Kristina Müller
· 28.04.2020
I velisti del Lago di Costanza e dei laghi bavaresi sono molto dispiaciuti per le chiusure dei porti dovute alle norme sulla corona in vigore. YACHT online ha già riferito di un L'appello dell'Associazione tedesca della vela al Ministero della Cultura, della Gioventù e dello Sport del Baden-Württemberg riferisce sottolineando l'assurdità delle regole attuali. Dopo tutto, gli appassionati di sport acquatici che non hanno bisogno di un porto per praticare il loro sport sul Lago di Costanza possono uscire in acqua - ma la maggior parte dei velisti è ancora impossibilitata a farlo perché i porti sono chiusi.
I velisti interessati si sono rivolti al Ministro degli Affari Sociali e dell'Integrazione del Baden-Württemberg, Manfred Lucha, con una petizione. Chiedono di rendere più flessibile l'uso dei porti turistici.
"Il problema è che abbiamo regolamenti molto strani per quanto riguarda l'uso delle nostre barche da diporto sul Lago di Costanza", riferisce Philipp Wolf, 38 anni, di Friedrichshafen. È il promotore della petizione.
"Mentre i nostri amici in Austria e Svizzera possono utilizzare le loro imbarcazioni alle solite condizioni, in Germania è in vigore un regolamento a volte inutile: è consentito grufolare la barca in entrata e in uscita - cioè rimanere nel porto e spostare la barca lì - e in teoria è anche consentito navigare sul Lago di Costanza.
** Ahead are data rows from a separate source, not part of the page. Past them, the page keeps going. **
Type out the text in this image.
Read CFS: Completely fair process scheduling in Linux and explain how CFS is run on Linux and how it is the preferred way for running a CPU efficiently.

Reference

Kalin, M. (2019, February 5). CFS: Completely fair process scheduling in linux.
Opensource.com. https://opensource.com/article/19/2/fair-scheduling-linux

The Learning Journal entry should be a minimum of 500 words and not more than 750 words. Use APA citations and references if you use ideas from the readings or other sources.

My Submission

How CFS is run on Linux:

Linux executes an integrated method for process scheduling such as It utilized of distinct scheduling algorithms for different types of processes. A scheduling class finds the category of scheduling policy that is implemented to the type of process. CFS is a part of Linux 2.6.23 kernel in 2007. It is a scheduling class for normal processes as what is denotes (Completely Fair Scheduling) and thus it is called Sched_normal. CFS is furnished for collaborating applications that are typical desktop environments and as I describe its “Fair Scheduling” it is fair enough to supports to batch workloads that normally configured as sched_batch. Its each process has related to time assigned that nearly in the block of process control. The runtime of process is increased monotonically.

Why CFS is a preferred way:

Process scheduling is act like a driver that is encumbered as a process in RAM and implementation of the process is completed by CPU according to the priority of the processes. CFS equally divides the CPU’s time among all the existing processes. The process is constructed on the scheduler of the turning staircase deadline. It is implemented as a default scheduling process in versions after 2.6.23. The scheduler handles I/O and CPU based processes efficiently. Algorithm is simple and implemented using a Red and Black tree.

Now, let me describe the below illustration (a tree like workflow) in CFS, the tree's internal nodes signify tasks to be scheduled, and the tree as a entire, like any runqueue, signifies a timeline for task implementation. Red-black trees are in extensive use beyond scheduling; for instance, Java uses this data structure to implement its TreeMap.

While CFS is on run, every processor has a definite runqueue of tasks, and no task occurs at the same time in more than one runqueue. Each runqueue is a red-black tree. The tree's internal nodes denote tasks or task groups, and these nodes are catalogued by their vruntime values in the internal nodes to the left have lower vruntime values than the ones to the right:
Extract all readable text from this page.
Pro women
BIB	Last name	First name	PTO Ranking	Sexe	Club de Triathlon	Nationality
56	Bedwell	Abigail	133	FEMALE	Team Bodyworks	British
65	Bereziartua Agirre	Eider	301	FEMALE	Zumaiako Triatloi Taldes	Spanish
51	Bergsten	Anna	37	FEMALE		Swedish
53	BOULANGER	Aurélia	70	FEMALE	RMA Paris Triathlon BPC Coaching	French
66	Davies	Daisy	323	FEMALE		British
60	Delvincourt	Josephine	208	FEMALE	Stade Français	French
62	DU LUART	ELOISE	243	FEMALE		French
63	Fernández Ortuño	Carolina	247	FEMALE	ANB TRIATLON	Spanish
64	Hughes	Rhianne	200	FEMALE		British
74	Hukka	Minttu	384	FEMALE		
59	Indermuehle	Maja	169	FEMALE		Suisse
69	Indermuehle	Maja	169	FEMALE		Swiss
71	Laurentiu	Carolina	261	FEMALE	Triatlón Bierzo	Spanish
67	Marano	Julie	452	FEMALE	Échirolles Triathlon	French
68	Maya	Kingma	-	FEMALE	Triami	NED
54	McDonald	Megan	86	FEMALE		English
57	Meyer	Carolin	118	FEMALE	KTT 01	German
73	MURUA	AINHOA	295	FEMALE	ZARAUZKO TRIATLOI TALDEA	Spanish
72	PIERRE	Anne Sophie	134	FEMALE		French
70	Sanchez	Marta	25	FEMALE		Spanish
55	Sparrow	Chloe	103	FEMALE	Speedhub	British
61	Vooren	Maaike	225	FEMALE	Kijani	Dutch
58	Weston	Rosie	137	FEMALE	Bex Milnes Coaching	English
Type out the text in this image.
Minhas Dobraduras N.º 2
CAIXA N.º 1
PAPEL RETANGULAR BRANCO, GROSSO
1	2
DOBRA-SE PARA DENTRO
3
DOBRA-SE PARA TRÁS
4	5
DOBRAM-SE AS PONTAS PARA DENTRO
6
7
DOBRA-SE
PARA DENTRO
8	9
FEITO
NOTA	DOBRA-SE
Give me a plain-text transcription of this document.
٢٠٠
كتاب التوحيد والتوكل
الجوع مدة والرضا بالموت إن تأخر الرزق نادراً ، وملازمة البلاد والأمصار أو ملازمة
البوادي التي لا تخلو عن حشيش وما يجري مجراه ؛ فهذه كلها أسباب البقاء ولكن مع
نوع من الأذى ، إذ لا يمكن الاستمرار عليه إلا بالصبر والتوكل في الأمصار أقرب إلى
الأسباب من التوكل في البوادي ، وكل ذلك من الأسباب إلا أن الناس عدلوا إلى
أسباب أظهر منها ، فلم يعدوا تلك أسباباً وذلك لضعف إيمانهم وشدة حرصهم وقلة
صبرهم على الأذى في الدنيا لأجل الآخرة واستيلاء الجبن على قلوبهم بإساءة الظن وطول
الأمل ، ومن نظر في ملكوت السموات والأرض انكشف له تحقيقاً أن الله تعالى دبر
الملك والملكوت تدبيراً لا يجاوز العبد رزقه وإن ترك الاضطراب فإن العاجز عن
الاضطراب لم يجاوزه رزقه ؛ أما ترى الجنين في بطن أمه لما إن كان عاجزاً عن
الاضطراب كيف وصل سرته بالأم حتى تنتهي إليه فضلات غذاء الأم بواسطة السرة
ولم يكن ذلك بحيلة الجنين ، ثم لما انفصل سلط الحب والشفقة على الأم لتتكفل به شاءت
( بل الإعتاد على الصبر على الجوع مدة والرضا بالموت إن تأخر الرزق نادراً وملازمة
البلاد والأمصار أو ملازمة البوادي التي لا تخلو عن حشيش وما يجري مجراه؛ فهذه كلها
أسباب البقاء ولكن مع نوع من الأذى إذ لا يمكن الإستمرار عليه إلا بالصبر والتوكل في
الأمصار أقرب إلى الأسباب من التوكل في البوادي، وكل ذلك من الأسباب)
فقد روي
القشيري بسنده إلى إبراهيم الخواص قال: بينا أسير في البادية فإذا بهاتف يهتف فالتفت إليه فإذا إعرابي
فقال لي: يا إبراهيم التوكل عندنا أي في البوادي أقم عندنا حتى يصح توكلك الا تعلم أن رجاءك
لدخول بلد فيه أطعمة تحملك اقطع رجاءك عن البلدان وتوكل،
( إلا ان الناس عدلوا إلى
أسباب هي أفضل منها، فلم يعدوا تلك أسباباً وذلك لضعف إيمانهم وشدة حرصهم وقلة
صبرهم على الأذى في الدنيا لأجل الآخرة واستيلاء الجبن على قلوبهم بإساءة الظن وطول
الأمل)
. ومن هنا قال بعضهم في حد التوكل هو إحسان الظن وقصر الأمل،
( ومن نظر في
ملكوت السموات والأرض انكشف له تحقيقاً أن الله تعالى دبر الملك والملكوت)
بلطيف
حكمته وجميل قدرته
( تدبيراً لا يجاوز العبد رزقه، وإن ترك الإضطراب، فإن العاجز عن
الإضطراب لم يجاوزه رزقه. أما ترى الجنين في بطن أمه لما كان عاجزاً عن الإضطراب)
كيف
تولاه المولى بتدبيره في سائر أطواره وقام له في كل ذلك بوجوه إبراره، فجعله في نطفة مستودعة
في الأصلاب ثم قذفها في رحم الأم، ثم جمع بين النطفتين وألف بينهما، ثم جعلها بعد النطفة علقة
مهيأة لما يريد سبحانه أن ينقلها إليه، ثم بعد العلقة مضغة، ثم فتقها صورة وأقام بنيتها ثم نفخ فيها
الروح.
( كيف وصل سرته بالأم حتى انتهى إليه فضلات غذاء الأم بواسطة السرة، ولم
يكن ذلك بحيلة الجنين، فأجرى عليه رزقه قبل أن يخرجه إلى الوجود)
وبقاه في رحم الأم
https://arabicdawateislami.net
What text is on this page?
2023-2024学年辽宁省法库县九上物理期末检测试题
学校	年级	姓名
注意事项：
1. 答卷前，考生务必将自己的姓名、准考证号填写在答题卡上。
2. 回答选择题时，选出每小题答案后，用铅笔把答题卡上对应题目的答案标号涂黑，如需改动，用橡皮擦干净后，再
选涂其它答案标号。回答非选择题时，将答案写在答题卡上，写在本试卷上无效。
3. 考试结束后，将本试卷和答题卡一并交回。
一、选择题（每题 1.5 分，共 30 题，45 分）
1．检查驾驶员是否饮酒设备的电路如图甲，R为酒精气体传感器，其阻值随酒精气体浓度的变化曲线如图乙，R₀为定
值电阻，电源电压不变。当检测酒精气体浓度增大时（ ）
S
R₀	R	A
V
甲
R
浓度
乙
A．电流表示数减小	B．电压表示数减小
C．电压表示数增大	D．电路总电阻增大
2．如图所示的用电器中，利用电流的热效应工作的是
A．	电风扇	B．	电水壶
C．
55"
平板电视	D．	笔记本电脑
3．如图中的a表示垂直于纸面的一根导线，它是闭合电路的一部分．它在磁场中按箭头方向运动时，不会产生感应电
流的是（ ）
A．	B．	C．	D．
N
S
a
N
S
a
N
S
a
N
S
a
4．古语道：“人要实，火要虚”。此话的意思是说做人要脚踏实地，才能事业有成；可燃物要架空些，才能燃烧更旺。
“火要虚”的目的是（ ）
Solo che non si può uscire dall'ingresso del porto", spiega Wolf. "Il regolamento è semplicemente assurdo e credo che sia per questo che ci sono così tanti sostenitori".
Da qualche giorno è possibile visitare la piattaforma www.change.org. partecipare alla petizione. Al 29 aprile, oltre 2000 persone lo hanno già fatto.
"Siamo tutti frustrati dal fatto di essere ignorati dai politici e che le responsabilità vengano spostate avanti e indietro tra l'amministratore del distretto e Stoccarda. Inoltre, il regolamento non è davvero comprensibile", riferisce Wolf, egli stesso proprietario di un Joker attualmente inutilizzabile nel porto turistico di Langenargen.
"Siamo impegnati a raggiungere una regolamentazione ragionevole il più rapidamente possibile e chiediamo ai politici di § Sezione 5a dell'ordinanza di Corona adattarsi. In questi tempi difficili, si tratta anche di creare delle opportunità per i cittadini di essere all'altezza con un senso di proporzione. E se c'è un posto sicuro con una sufficiente distanza sociale, allora è sull'acqua".
Uno ulteriore petizione è stata presentata da marinai e motoscafisti del lago di Starnberg, indirizzata al Parlamento dello Stato bavarese e al Ministro Presidente Markus Söder. I marinai e i diportisti a motore sostengono una tesi simile a quella dei diportisti del Lago di Costanza:
"Nel frattempo, ci si chiede perché le persone possono usare tavole da SUP, fare kitesurf o andare in kayak, canoa e canottaggio, ma non i conducenti di motoscafi - e ora anche i velisti, ai quali viene negato l'accesso alle loro imbarcazioni a causa della chiusura dei porti? (...) I conducenti di motoscafi e i velisti si trovano in acqua - e quindi lontano da parchi affollati o altre strutture pubbliche con possibili rischi di infezione per sé e per gli altri. Le regole di distanza sociale sono rispettate e il rischio di infezione per le altre persone è addirittura ridotto".
Qui sono già state presentate oltre 1500 firme (al 29 aprile, ore 12:30).